Há pouco tempo uma amiga psicóloga me contou que sua
empregada doméstica chegou a sua casa aos prantos depois de participar de uma
reunião na escola pública municipal do filho, localizada em um bairro de classe
alta de São Paulo.
A convocação ocorreu porque o menino, de cinco anos,
vinha apresentando comportamento desobediente e, por vezes, explosivo (como
chutar brinquedos quando era contrariado por amigos).
Essa mãe foi recebida pela coordenadora pedagógica, que
comandou a conversa, e por uma assistente de direção.
Começou ouvindo, segundo seu relato, que seu filho era o
principal desestabilizador de sua turma, que tinha tendência à agressividade e
era insubordinado. Assustada, a mãe começou a chorar.
Ela tentou contar algo positivo que pensava em fazer para
ajudar o filho: colocá-lo no judô para aumentar sua disciplina e concentração.
A coordenadora teria retrucado que isso só iria piorar as
coisas pois ele se tornaria ainda mais violento. E a mãe continuou chorando.
Em um momento, a coordenadora pediu que chamassem o aluno
à sala. Quando a criança entrou, ouviu dela que era o responsável pelo estado
emotivo de sua mãe e que, se ela perdesse o emprego por estar ali na hora do
trabalho, a culpa seria dele.
O menino, claro, caiu no choro também.
A mãe ficou arrasada e envergonhada. Seu primeiro
pensamento foi o de persistir na estratégia que já vinha tentando: brigar com o
menino em casa e puni-lo com castigo.
Mas contou toda a história para sua empregadora, que,
chocada, resolveu agir em duas frentes.
Confirmou para sua funcionária o que ela já suspeitava,
que a profissional que a recebeu havia se excedido, e a orientou a mudar de
estratégia com o menino, a falar que juntos iriam superar aquilo, que ela iria
ajuda-lo, que ele conseguiria melhorar seu comportamento.
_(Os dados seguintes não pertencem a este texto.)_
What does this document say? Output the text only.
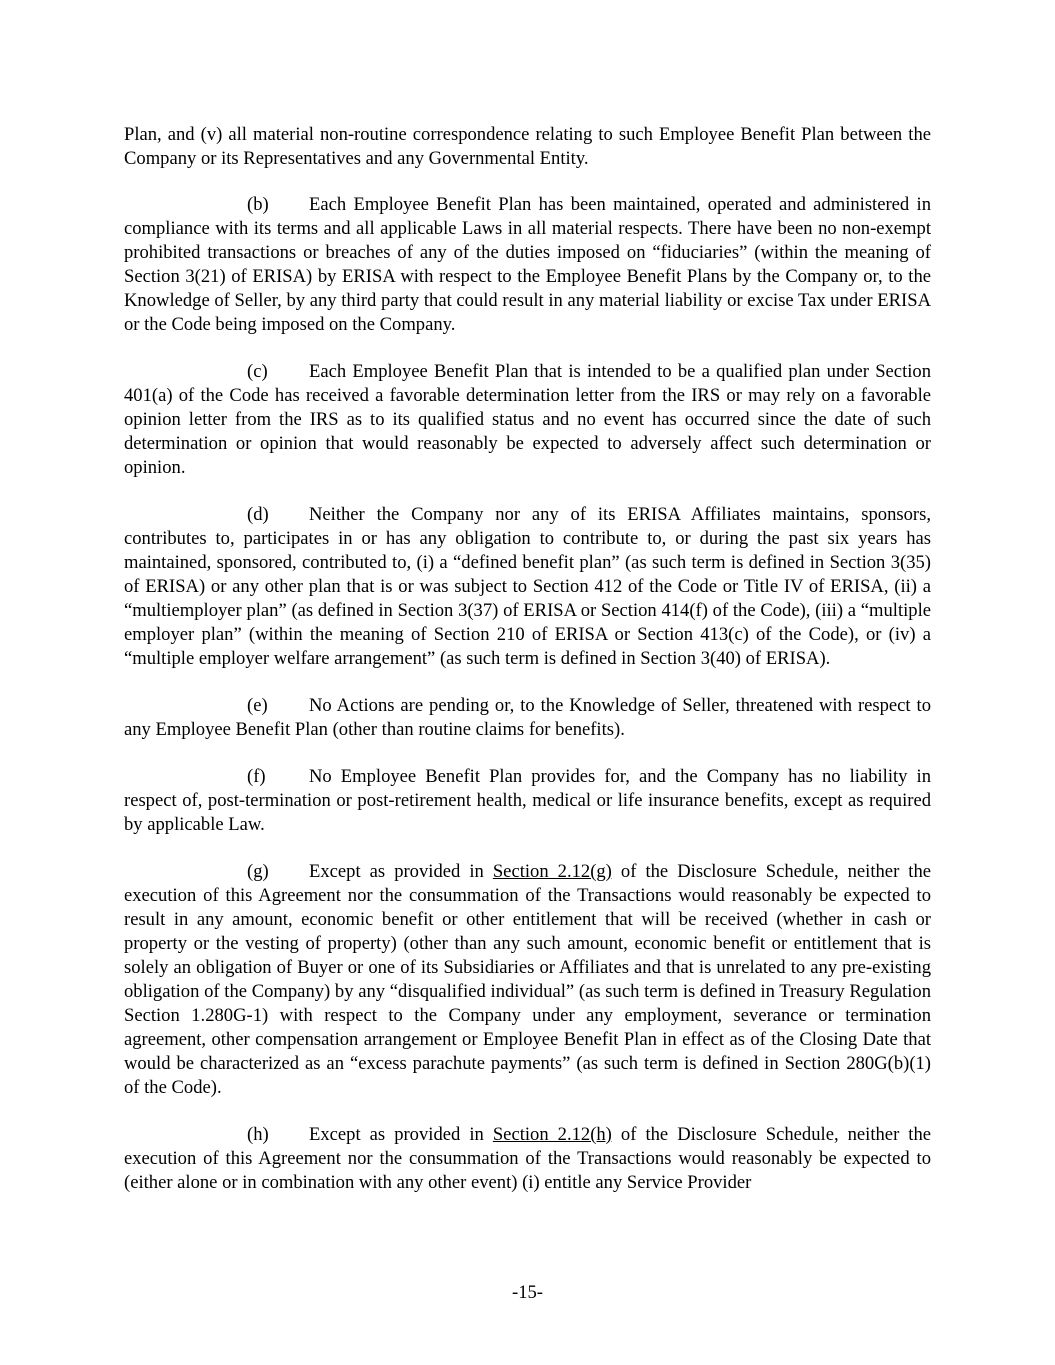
Plan, and (v) all material non-routine correspondence relating to such Employee Benefit Plan between the Company or its Representatives and any Governmental Entity.

(b) Each Employee Benefit Plan has been maintained, operated and administered in compliance with its terms and all applicable Laws in all material respects. There have been no non-exempt prohibited transactions or breaches of any of the duties imposed on “fiduciaries” (within the meaning of Section 3(21) of ERISA) by ERISA with respect to the Employee Benefit Plans by the Company or, to the Knowledge of Seller, by any third party that could result in any material liability or excise Tax under ERISA or the Code being imposed on the Company.

(c) Each Employee Benefit Plan that is intended to be a qualified plan under Section 401(a) of the Code has received a favorable determination letter from the IRS or may rely on a favorable opinion letter from the IRS as to its qualified status and no event has occurred since the date of such determination or opinion that would reasonably be expected to adversely affect such determination or opinion.

(d) Neither the Company nor any of its ERISA Affiliates maintains, sponsors, contributes to, participates in or has any obligation to contribute to, or during the past six years has maintained, sponsored, contributed to, (i) a “defined benefit plan” (as such term is defined in Section 3(35) of ERISA) or any other plan that is or was subject to Section 412 of the Code or Title IV of ERISA, (ii) a “multiemployer plan” (as defined in Section 3(37) of ERISA or Section 414(f) of the Code), (iii) a “multiple employer plan” (within the meaning of Section 210 of ERISA or Section 413(c) of the Code), or (iv) a “multiple employer welfare arrangement” (as such term is defined in Section 3(40) of ERISA).

(e) No Actions are pending or, to the Knowledge of Seller, threatened with respect to any Employee Benefit Plan (other than routine claims for benefits).

(f) No Employee Benefit Plan provides for, and the Company has no liability in respect of, post-termination or post-retirement health, medical or life insurance benefits, except as required by applicable Law.

(g) Except as provided in Section 2.12(g) of the Disclosure Schedule, neither the execution of this Agreement nor the consummation of the Transactions would reasonably be expected to result in any amount, economic benefit or other entitlement that will be received (whether in cash or property or the vesting of property) (other than any such amount, economic benefit or entitlement that is solely an obligation of Buyer or one of its Subsidiaries or Affiliates and that is unrelated to any pre-existing obligation of the Company) by any “disqualified individual” (as such term is defined in Treasury Regulation Section 1.280G-1) with respect to the Company under any employment, severance or termination agreement, other compensation arrangement or Employee Benefit Plan in effect as of the Closing Date that would be characterized as an “excess parachute payments” (as such term is defined in Section 280G(b)(1) of the Code).

(h) Except as provided in Section 2.12(h) of the Disclosure Schedule, neither the execution of this Agreement nor the consummation of the Transactions would reasonably be expected to (either alone or in combination with any other event) (i) entitle any Service Provider

-15-
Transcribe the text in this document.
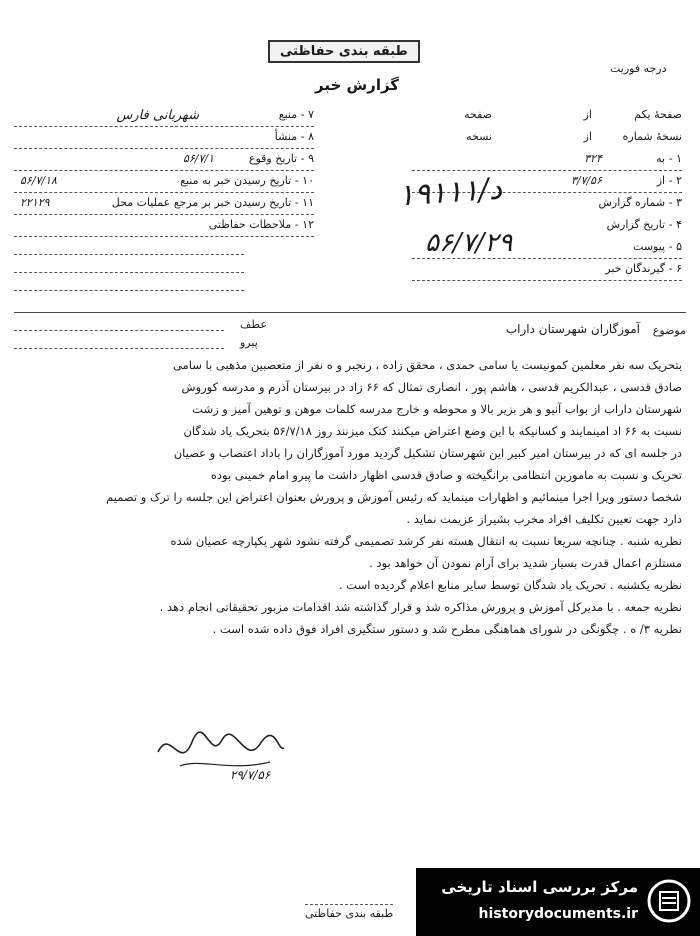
طبقه بندی حفاظتی
گزارش خبر
درجه فوریت
صفحهٔ یکم
از
صفحه
نسخهٔ شماره
از
نسخه
۱ - به
۳۲۴
۲ - از
۳/۷/۵۶
۳ - شماره گزارش
۴ - تاریخ گزارش
۵ - پیوست
۶ - گیرندگان خبر
۱۹۱۱۱/د
۵۶/۷/۲۹
۷ - منبع
شهربانی فارس
۸ - منشأ
۹ - تاریخ وقوع
۵۶/۷/۱
۱۰ - تاریخ رسیدن خبر به منبع
۵۶/۷/۱۸
۱۱ - تاریخ رسیدن خبر بر مرجع عملیات محل
۲۲۱۲۹
۱۲ - ملاحظات حفاظتی
موضوع
آموزگاران شهرستان داراب
عطف
پیرو
بتحریک سه نفر معلمین کمونیست یا سامی حمدی ، محقق زاده ، رنجبر و ه نفر از متعصبین مذهبی با سامی
صادق قدسی ، عبدالکریم قدسی ، هاشم پور ، انصاری تمثال که ۶۶ زاد در بیرستان آذرم و مدرسه کوروش
شهرستان داراب از بواب آنیو و هر بزیر بالا و محوطه و خارج مدرسه کلمات موهن و توهین آمیز و زشت
نسبت به ۶۶ اد امینمایند و کسانیکه با این وضع اعتراض میکنند کتک میزنند روز ۵۶/۷/۱۸ بتحریک یاد شدگان
در جلسه ای که در بیرستان امیر کبیر این شهرستان تشکیل گردید مورد آموزگاران را باداد اعتصاب و عصیان
تحریک و نسبت به مامورین انتظامی برانگیخته و صادق قدسی اظهار داشت ما پیرو امام خمینی بوده
شخصا دستور ویرا اجرا مینمائیم و اظهارات مینماید که رئیس آموزش و پرورش بعنوان اعتراض این جلسه را ترک و تصمیم
دارد جهت تعیین تکلیف افراد مخرب بشیراز عزیمت نماید .
نظریه شنبه . چنانچه سریعا نسبت به انتقال هسته نفر کرشد تصمیمی گرفته نشود شهر یکپارچه عصیان شده
مستلزم اعمال قدرت بسیار شدید برای آرام نمودن آن خواهد بود .
نظریه یکشنبه . تحریک یاد شدگان توسط سایر منابع اعلام گردیده است .
نظریه جمعه . با مدیرکل آموزش و پرورش مذاکره شد و قرار گذاشته شد اقدامات مزبور تحقیقاتی انجام دهد .
نظریه ۳/ ه . چگونگی در شورای هماهنگی مطرح شد و دستور ستگیری افراد فوق داده شده است .
۲۹/۷/۵۶
طبقه بندی حفاظتی
مرکز بررسی اسناد تاریخی
historydocuments.ir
Minha amiga ligou também para a escola, se desculpou pela
intervenção, mas argumentou que, diante da gravidade do fato, gostaria de
conversar pessoalmente com a diretora.
Foi bem recebida pela profissional que contou ter
assumido há pouco tempo, vinda de outro estabelecimento, e afirmou não estar
presente no dia da reunião com a mãe.
A assistente de direção, que havia presenciado a conversa
entre coordenadora e mãe, confirmou a maior parte das informações relatada por
ela.
Alegou que não fez nenhuma intervenção porque, como a
diretora, era recém-chegada ao estabelecimento, mas afirmou que elas estavam
tentando mudar a atitude de profissionais como aquela coordenadora.
Minha amiga perguntou se elas conheciam a história do
menino e da mãe, que foram abandonados pelo pai dele ainda na gravidez. As
profissionais admitiram que não e que isso era uma falha.
Ela saiu da escola com a impressão de que as duas tinham
sido sinceras e com uma ponta de esperança de que realmente estavam empenhadas
em mudar as coisas.
Essa história é chocante. Chamar uma criança de cinco
anos para assistir ao sofrimento da mãe e ainda dizer que ela é a causadora de
tudo aquilo é mais do que despreparo e abuso. Entra na classificação de
crueldade.
Será que acontecimentos assim são uma exceção? Quero
muito acreditar que sim, mas, com base em outros relatos que ouço, não tenho
certeza.
Por isso entendi Paes de Barros, que é economista-chefe
do Instituto Ayrton Senna e professor do Insper, quando ele afirmou que a
escola pode matar o aluno.
É uma morte simbólica, da confiança, que geralmente deixa
marcas.
Ele acrescentou que, embora isso também ocorra em escolas
de classe alta, os pais, nesses casos, estão mais bem equipados para ajudar
seus filhos a reconstruir sua autoestima.
Concordo. Mas, mesmo nessas situações, quando a escola
sugere que o aluno é incapaz —ainda que a palavra usada não seja essa e que a
abordagem seja mais polida—, há consequências.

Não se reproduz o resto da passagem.